# Understanding Data Mining

Author: | Celia Rowland |

Level: | High School |

Content Area: | Mathematics |

Author: | Celia Rowland |

Level: | High School |

Content Area: | Mathematics |

Corporations use data mining to track consumer behavior in purchasing products ranging from gas to oranges to Coca-Cola™. Hospitals create predictive models about infection rates, demand for x-rays and anticipated births. Today most Fortune 500 corporations use data mining to create credible models which anticipate the demand for goods and services. Students will go beyond the textbook lessons for linear regression in AP Statistics with these explorations on data analysis and model fitting. The use of R statistical software by students will provide them with a real taste of how data analysis is conducted in the 21st century business environments across our globe. You, the teacher, will work in a consultation mode rather than a director model with these lessons.

Students should be able to answer these essential questions after completion of these lessons:

- What kinds of graphs are used to explain the appropriateness of a predictive least-squares linear model based on graphs of the data set?

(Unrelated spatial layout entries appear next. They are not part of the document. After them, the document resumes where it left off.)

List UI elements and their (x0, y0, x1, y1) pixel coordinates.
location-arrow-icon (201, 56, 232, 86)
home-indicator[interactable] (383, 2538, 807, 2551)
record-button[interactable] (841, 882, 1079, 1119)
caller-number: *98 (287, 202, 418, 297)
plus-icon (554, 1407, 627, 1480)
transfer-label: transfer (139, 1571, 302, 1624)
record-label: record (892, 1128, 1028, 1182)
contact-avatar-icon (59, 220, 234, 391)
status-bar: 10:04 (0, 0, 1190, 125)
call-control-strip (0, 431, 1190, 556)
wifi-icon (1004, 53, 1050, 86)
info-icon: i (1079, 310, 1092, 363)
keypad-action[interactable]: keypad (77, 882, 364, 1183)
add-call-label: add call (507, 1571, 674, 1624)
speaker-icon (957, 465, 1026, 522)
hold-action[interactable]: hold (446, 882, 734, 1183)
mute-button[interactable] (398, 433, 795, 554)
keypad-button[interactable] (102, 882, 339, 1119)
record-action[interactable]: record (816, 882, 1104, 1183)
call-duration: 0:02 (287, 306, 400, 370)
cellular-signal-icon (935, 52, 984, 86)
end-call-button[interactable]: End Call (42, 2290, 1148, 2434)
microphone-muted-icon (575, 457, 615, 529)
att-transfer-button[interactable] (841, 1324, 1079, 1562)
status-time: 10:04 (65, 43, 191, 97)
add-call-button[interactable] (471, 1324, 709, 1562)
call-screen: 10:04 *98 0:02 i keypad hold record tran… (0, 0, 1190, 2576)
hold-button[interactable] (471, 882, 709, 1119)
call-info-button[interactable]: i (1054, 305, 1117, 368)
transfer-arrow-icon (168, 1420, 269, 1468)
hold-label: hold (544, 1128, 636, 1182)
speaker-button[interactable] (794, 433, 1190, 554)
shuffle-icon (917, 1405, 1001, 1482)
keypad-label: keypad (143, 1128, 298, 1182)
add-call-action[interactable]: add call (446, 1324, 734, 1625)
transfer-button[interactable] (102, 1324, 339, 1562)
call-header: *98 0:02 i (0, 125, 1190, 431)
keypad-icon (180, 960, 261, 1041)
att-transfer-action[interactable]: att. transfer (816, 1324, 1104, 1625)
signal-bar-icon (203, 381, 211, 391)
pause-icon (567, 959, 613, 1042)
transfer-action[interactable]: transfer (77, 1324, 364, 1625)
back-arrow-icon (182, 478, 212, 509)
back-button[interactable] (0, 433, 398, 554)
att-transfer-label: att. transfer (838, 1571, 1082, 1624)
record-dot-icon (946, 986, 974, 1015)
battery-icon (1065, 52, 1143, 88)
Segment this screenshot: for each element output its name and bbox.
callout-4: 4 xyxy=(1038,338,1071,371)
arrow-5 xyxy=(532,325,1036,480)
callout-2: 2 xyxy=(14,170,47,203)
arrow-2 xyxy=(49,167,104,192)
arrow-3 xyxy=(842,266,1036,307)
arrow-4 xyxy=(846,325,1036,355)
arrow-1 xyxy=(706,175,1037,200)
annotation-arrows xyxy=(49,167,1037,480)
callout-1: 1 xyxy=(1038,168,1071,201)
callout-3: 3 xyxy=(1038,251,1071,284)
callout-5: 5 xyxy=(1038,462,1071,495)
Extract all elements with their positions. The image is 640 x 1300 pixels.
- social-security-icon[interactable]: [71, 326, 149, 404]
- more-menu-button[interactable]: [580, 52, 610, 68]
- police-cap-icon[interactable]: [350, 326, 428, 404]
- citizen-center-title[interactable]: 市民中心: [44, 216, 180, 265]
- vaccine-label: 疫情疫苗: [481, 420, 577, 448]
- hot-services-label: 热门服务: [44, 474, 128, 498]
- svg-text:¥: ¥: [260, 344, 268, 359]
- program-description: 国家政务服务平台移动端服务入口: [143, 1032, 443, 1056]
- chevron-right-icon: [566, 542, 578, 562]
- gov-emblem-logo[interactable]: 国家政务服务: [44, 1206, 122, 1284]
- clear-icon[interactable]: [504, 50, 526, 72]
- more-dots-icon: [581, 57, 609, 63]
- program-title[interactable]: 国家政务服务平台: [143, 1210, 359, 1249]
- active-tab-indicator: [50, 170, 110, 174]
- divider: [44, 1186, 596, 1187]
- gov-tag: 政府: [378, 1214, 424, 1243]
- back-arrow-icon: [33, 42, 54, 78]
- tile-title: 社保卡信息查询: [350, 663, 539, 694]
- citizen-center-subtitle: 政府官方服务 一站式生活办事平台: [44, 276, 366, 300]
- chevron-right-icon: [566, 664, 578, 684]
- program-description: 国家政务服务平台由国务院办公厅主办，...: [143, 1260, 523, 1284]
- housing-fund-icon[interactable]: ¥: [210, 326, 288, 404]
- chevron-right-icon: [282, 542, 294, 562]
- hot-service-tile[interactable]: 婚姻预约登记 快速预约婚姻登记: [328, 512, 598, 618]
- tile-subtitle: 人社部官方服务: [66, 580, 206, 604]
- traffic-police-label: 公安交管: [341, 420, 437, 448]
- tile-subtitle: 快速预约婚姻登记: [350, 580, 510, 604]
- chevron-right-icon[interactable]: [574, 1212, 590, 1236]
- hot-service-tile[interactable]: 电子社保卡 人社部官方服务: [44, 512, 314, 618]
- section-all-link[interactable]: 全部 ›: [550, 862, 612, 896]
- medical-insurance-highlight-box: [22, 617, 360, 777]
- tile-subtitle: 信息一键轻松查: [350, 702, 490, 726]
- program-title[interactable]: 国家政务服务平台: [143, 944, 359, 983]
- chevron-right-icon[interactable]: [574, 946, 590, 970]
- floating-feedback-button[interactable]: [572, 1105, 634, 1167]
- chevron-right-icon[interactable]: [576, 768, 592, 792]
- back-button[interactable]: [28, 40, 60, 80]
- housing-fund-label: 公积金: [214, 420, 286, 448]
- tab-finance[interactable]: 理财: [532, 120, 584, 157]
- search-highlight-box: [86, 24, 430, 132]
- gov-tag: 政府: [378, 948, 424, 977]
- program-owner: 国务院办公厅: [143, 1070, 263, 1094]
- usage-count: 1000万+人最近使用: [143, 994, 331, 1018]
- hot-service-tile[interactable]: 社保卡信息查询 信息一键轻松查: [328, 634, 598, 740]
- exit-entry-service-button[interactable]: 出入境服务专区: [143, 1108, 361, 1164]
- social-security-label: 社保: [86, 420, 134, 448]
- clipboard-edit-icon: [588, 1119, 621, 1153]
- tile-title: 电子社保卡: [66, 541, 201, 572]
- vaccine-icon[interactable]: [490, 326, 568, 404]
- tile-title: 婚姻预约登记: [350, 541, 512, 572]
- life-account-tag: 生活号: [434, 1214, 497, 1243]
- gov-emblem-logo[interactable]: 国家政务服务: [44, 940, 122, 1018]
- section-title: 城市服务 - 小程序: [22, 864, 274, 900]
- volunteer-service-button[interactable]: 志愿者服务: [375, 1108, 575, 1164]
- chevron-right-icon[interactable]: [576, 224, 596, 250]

How are these graphs created?
- How is the “best” linear model determined for a data set and what statistics from different software commands give this information?
- What methods are used to create predictive models with multiple explanatory variables?
- How is the “best” multiple-variable model determined?

These lesson plans are aligned to the North Carolina Standard Course of Study, the AP Statistics course requirements and the National Council of Teachers of Mathematics Standards.

NCTM Standard: Algebra – Use mathematical models to represent and understand quantitative relationships. (1)

NCSCOS (2005) Competency Goal 4 – The learner will analyze bivariate data solve problems. (Objective 4.01 a, Objective 4.01b, Objective 4.01c..)(2)

AP Statistics Topic 1D – Exploring bivariate data.(3)

Lesson 1 requires one block period or two 45-minute classes on sequential days. This includes time to download and install R statistical software. Ideally, this lesson should occur immediately after linear regression has been introduced in the classroom. You will want to have covered residual analysis prior to this lab. Students will have a greater understanding of residual plots if the concepts have been introduced in the classroom prior to the lab.

Lesson 2 requires one block period or two 45-minute classes on sequential days. Lesson 2 can occur at any time following Lesson 1. For continuity’s sake, this lesson should be completed prior to moving to another unit in the course.

Separate handouts for students with commands and outline of lesson.

Lesson 1 has two handouts: (1) Installing and Working with R Statistical Software, (2) Least Squares Linear Regression in R.

Lesson 2 has one handout: Multivariate Least Squares Regression Model with Variable Selection.

Data files are provided for each lesson as Excel spreadsheets with directions on how to convert the file to the proper format for use with R.

Statistical software program, R, and computer with Windows platform. (There is a version available if your school has Mac computers.) Download the software at http://www.r-project.org. You will need a central location to place data files for students to access. Some examples are your own web page, the course site on Blackboard, or a central location on the school’s server. These files do not work well if placed in Google Documents as the statistical software cannot read it. Students may want a flash drive to save their files if they do not have space on the school’s server.

- Download and install the latest version of R to your school’s server, noting any differences in the installation process that differ from those in the lesson Installing and Working with R Statistical Software. You may want to modify this lesson with specific instructions related to your school’s network system.
- Convert the data files from Excel format to .dat files and install to a central location.
- Work through each lesson on your own to familiarize yourself with the work that students will undertake.
- Make sufficient copies of the handouts for students prior to computer lab time. You may wish to place a copy of the lessons on your own web page.

Basic lessons on correlation, coefficient of determination and the least-squares linear regression model from the AP Statistics curriculum should be covered in the classroom prior to the lab. It is optional if you wish to show students how to run simple linear regression on the Ti-8* series graphic calculator prior to any lab time. Students should already be familiar with the vocabulary related to LSLR: explanatory variable, response variable, error, slope, intercept and residual.

A multiple-question quiz for each of the two lessons is provided. These questions can be incorporated into a unit test that covers all of the linear regression material covered in AP Statistics. There are also two short assignments that students may complete as a follow-up to their lab activities. Rubrics are provided for the assignments.

(1) Principles and Standards for School Mathematics, NCTM, p. 37.

(2) http://www.ncpublicschools.org/curriculum/mathematics/scos/2003/9-12/72a...

(3) AP Statistics Teacher’s Guide, p. 3.